The #" form produces Java Pattern objects:
user=> (class #"foo")
java.util.regex.Pattern
user=>
...which of course aren't IFns.
- Chas
>> java.util.regex.Pattern
>
> I imagine a wrapper class could be returned instead that implemented
> IFn and Pattern,
Pattern is a final concrete class, so that's not possible.
...I'm counting down until I see an all-clojure regex implementation
announcement. ;-)
- Chas
The benefits of #"" producing a real java.util.regex.Pattern
object instead of some Clojury wrapper will decrease as it
becomes more common to write Clojure code that can run on
non-JVM platforms. So although this idea has come up and
then been abandoned several times before, I think it's worth
bringing up again periodically to see what makes sense.
>> Oh - it seems like re-seq does the most work so perhaps that is the
>> best candidate?
>
> The only feature I want is the ability to use a regex as a predicate.
> So, I'd prefer something like re-matches. Maybe this isn't the
> biggest use case, though.
Pretty much anything that can be concluded by using
re-matches can also be found using re-seq, so I think I'd
prefer the latter. One proviso being that currently re-seq
returns an empty list, not nil, when there are no matches.
This does reduce its utility as a predicate. Would
automatically forcing the first step to get a nice 'nil' be
unacceptable?
--Chouser
> The benefits of #"" producing a real java.util.regex.Pattern
> object instead of some Clojury wrapper will decrease as it
> becomes more common to write Clojure code that can run on
> non-JVM platforms. So although this idea has come up and
> then been abandoned several times before, I think it's worth
> bringing up again periodically to see what makes sense.
Why wouldn't #"" produce whatever the corollary regex object is on
each host platform?
Tangentially, if I think ahead a couple of 'moves', I'd think that
perhaps there's a desire to have clojure code that is thoroughly
portable between, say, Java and .NET host platforms.
- Chas
I don't think moving specific applications between JVM/CLR/JS is a
target, nor should it be. People need to move their expertise in the
language, and core libraries, to different applications, which might
have different target platforms.
So, UI/web/DB libs IMO should not be portable. Life is too short.
Regex is interesting - is there a lot of core library code that uses
it? Are there portable alternatives? It is quite likely that the
native regex support on any platform will be best for that platform,
so I'm inclined to think that #"" should follow "when in Rome"

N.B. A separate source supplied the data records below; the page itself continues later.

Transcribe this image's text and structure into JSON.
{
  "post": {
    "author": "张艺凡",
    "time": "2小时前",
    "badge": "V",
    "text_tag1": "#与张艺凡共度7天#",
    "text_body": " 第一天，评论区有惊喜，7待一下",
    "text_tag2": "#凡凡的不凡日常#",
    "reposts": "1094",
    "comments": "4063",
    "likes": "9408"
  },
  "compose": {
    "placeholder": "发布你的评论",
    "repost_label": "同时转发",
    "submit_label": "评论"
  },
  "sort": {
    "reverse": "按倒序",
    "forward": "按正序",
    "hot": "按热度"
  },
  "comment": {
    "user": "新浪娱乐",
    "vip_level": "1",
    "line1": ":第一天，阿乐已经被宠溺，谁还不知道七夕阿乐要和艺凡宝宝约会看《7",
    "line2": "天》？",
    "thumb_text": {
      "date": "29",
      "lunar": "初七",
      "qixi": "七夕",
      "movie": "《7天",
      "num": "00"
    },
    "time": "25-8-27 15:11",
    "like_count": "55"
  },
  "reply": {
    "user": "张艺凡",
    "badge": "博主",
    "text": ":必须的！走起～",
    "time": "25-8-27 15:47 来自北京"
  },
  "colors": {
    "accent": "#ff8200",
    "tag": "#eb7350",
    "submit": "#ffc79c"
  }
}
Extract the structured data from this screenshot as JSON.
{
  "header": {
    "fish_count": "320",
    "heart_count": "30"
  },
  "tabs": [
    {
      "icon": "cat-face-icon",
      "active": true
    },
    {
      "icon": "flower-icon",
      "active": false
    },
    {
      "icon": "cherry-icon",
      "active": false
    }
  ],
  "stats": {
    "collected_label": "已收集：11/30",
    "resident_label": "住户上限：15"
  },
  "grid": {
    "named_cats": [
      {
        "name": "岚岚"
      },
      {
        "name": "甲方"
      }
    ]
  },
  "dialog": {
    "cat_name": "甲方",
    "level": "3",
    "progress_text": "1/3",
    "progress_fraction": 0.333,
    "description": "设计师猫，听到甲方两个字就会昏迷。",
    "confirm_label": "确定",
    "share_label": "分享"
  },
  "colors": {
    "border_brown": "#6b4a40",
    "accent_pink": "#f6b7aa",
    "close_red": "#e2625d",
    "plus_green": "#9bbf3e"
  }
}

principles, and the burden should be on those who want portable regex
to use something portable and eschew #"", but as I've said before, I'm
not much of a regex user.
Other thoughts?
Rich
Why wouldn't #"" produce whatever the corollary regex object is on
On Aug 27, 2009, at 1:34 PM, Chouser wrote:
> The benefits of #"" producing a real java.util.regex.Pattern
> object instead of some Clojury wrapper will decrease as it
> becomes more common to write Clojure code that can run on
> non-JVM platforms. So although this idea has come up and
> then been abandoned several times before, I think it's worth
> bringing up again periodically to see what makes sense.
each host platform?
What methods could you call on such a thing? The answer
would differ depending on your platform, making the direct
calling of methods on such a thing undesirable as more
platforms are supported.
> Tangentially, if I think ahead a couple of 'moves', I'd think that
> perhaps there's a desire to have clojure code that is thoroughly
> portable between, say, Java and .NET host platforms.
Yes, exactly, at least for some subset of Clojure
functionality. On the one hand, it's probably not worth
making Java binary serialization work transparently on
a JavaScript host, for example. On the other hand, it'd be
nice (and not terribly difficult) to make
(re-seq #"x." "x1y2x3") return ("x1" "x3") on nearly every
platform being considered. So it'd be nice if re-seq and
Clojure's other re-* functions always worked on whatever #""
produced, but it's less important for #"" to have any
particular set of native methods.
Of course you'd still want to provide a way to get to the
underlying platform-specific pattern object for cases where
you want to take advantage a platform feature in code that
doesn't have to be portable.
--Chouser
This is an interesting and crucial assertion. If the regex
syntaxes do not have a useful overlap, only libraries that
allow regexs to "pass through" from the app to the platform
(creating no new regex objects of their own) will be
portable, at which point wrapping the pattern in
a clojure-something becomes rather less useful (except
I suppose for the original IFn point).
But is it true? The amount of overlap between, for example,
JVM and JavaScript is quite substantial, both having
borrowed features and syntax quite heavily from perl.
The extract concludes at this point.